Presidente americano diz que ação ocorreu na última semana, mas não apresenta detalhes; governo venezuelano e autoridades dos EUA não confirmaram oficialmente a operação.
Por: Redação
30 de dezembro de 2025 - 10:56 AM

A relação diplomática entre Estados Unidos e Venezuela voltou a ficar sob tensão após o presidente americano, Donald Trump, afirmar que seu país teria destruído, na semana passada, instalações utilizadas para armazenamento e produção de drogas em território venezuelano.

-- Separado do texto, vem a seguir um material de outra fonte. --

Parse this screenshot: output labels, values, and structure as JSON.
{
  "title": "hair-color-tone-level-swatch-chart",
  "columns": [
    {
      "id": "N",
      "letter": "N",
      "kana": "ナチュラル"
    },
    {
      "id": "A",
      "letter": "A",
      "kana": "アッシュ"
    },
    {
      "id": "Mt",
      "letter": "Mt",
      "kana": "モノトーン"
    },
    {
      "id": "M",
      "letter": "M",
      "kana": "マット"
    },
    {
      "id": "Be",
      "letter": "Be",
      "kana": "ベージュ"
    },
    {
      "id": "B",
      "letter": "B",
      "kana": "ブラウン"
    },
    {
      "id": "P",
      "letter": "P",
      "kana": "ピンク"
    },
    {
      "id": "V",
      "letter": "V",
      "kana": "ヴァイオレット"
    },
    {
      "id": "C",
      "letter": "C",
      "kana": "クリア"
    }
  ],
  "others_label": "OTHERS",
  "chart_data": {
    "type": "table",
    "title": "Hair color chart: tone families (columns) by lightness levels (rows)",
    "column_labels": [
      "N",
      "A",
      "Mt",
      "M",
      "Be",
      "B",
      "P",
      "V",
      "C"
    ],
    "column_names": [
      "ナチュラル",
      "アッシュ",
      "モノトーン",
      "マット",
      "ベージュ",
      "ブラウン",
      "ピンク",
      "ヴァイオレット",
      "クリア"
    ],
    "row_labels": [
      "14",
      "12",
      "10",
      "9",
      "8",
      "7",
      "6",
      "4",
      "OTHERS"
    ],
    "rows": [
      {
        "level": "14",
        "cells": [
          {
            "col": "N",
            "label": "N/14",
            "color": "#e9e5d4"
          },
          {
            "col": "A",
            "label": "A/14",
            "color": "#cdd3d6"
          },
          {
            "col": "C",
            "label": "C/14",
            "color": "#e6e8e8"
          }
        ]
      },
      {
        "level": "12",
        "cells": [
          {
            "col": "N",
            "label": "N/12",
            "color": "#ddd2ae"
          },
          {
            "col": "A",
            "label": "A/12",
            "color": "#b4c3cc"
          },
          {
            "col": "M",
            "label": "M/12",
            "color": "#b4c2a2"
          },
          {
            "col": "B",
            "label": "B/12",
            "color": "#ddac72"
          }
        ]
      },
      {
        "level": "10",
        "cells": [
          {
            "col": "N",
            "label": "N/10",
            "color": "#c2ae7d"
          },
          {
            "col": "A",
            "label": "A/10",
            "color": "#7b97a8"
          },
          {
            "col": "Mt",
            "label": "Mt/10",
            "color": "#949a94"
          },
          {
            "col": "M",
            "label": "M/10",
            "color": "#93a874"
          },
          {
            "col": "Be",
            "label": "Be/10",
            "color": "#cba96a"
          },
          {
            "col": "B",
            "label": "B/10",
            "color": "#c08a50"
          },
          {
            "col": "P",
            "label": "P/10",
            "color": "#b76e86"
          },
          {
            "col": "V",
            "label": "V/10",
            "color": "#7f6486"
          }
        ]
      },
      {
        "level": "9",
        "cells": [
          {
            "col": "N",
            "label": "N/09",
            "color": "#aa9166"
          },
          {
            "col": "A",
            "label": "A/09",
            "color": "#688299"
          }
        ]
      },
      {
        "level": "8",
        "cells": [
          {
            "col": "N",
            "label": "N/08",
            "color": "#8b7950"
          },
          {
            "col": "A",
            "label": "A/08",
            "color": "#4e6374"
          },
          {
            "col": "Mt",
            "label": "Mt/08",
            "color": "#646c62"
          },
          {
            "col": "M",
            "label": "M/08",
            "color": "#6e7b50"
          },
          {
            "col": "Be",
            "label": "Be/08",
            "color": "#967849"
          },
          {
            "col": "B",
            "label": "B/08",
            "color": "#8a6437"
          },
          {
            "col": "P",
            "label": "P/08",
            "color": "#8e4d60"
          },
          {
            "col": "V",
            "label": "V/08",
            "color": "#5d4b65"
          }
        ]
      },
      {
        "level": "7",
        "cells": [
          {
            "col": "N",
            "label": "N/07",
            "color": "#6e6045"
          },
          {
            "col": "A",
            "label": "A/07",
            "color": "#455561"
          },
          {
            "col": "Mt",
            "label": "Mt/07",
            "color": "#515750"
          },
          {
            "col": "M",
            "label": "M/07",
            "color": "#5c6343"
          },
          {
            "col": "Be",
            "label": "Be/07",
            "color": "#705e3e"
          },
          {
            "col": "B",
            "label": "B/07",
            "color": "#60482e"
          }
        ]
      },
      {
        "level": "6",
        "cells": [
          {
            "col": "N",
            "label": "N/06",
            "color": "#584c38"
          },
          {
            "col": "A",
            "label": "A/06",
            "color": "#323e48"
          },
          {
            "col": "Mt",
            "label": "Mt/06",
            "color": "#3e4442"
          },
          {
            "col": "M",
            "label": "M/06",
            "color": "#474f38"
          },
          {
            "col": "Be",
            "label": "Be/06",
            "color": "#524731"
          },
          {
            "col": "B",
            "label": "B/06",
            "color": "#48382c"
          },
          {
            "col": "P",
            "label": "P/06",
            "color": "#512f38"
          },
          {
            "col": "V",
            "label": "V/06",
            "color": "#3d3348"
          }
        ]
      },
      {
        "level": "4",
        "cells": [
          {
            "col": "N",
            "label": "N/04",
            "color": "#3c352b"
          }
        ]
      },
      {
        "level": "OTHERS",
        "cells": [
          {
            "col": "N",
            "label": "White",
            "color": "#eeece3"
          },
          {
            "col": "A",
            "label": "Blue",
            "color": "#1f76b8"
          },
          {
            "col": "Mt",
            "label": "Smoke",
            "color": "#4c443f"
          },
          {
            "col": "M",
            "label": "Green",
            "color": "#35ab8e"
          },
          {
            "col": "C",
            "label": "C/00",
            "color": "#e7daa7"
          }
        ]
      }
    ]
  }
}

A declaração foi feita na sexta-feira (26) durante uma conversa com o bilionário John Catsimatidis, aliado político de Trump e proprietário da rádio WABC, nos Estados Unidos. Segundo o presidente, os EUA teriam “destruído” locais ligados ao narcotráfico, sem fornecer detalhes sobre a localização exata, o tipo de operação realizada ou se houve participação direta de tropas em solo.

Embora Trump não tenha citado nominalmente a Venezuela durante a entrevista, veículos da imprensa americana, como o jornal The New York Times, informaram que fontes do governo confirmaram que o presidente se referia a uma suposta fábrica de drogas localizada no país sul-americano.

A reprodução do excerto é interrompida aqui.